Victoria Matthews confirmed as new bishop of Christchurch: CEN 3.20.08 p 6 March 21, 2008Posted by geoconger in Anglican Church of Aotearoa New Zealand & Polynesia, Anglican Church of Canada, Church of England Newspaper.
An American and a Canadian have been appointed bishops in the Anglican Church of New Zealand. On March 16, the Anglican Church of Aotearoa, New Zealand and Polynesia confirmed that the former Bishop of Edmonton (Canada), the Rt. Rev. Victoria Matthews had been elected Bishop of Christchurch, and that the Dean of Dunedin, the Very Rev. David Rice, was elected Bishop of Waiapu.
Currently bishop-in-residence at Wycliffe College, Toronto, Bishop Matthews (54) served as Bishop of Edmonton from 1997 to 2007, and came second in the race for Primate of the Anglican Church of Canada at its General Synod last June.
The Primate of the church in New Zealand, Archbishop Brown Turei said he looked forward to welcoming Bishop Matthews into the church of these islands. “I’m sure that, with all her experience, she will make a good contribution to our life and witness.”
News of Bishop Matthews’ proposed appointment was leaked midway through the election process. In New Zealand, bishops are elected by a diocesan synod. The bishop-elect’s name is then sent to the House of Bishops for confirmation, and then to the General Synod for confirmation. Only after all three bodies have endorsed the choice, is the name announced.
The New Zealand Church dismissed assertions that Bishop Matthews would be a
“controversial” choice. “Despite media speculation, Bishop Matthews is careful and moderate on controversial issues such as the blessing of same-sex relationships. Indeed, she is known internationally for her theological orthodoxy and her resolve to maintain unity,” the statement announcing her election said.
“Speaking personally, I think a number of things stand in the way of blessing same-gender marriages or unions,” Bishop Matthews said in the New Zealand statement.
The church needs to decide whether gay marriage is a “faithful development of the Christian doctrine of marriage,” while also reconciling clashes between diverging “personal and corporate conscience.”
“By taking the time to do the theology thoroughly and well, we will ease the acceptance of our gay and lesbian brothers and sisters. To be impatient is to risk even further hate and violence against those we have ignored for too long,” she explained.
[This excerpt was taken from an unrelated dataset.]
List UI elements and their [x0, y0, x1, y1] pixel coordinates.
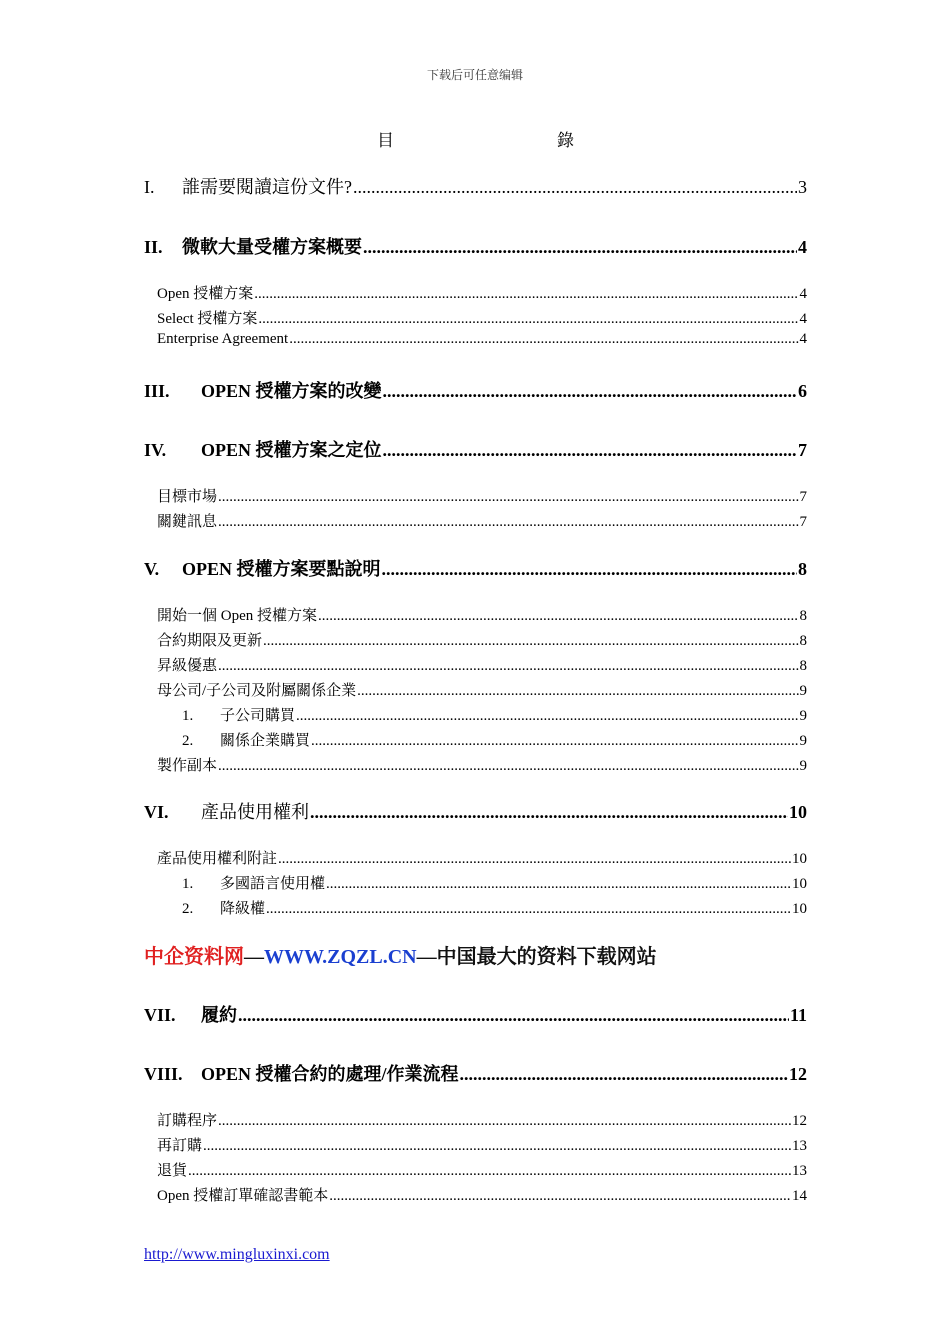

Born and educated in the United States, Bishop-elect David Rice emigrated to New Zealand ten years ago and was received into the Anglican Church after serving seven years in the Methodist Church in America. The Dean of Dunedin for the past six years, Bishop-elect Rice stated he was pleased to become bishop “of a moderate to liberal diocese. If anybody looks at my track record, they’ll see that’s a very good fit.”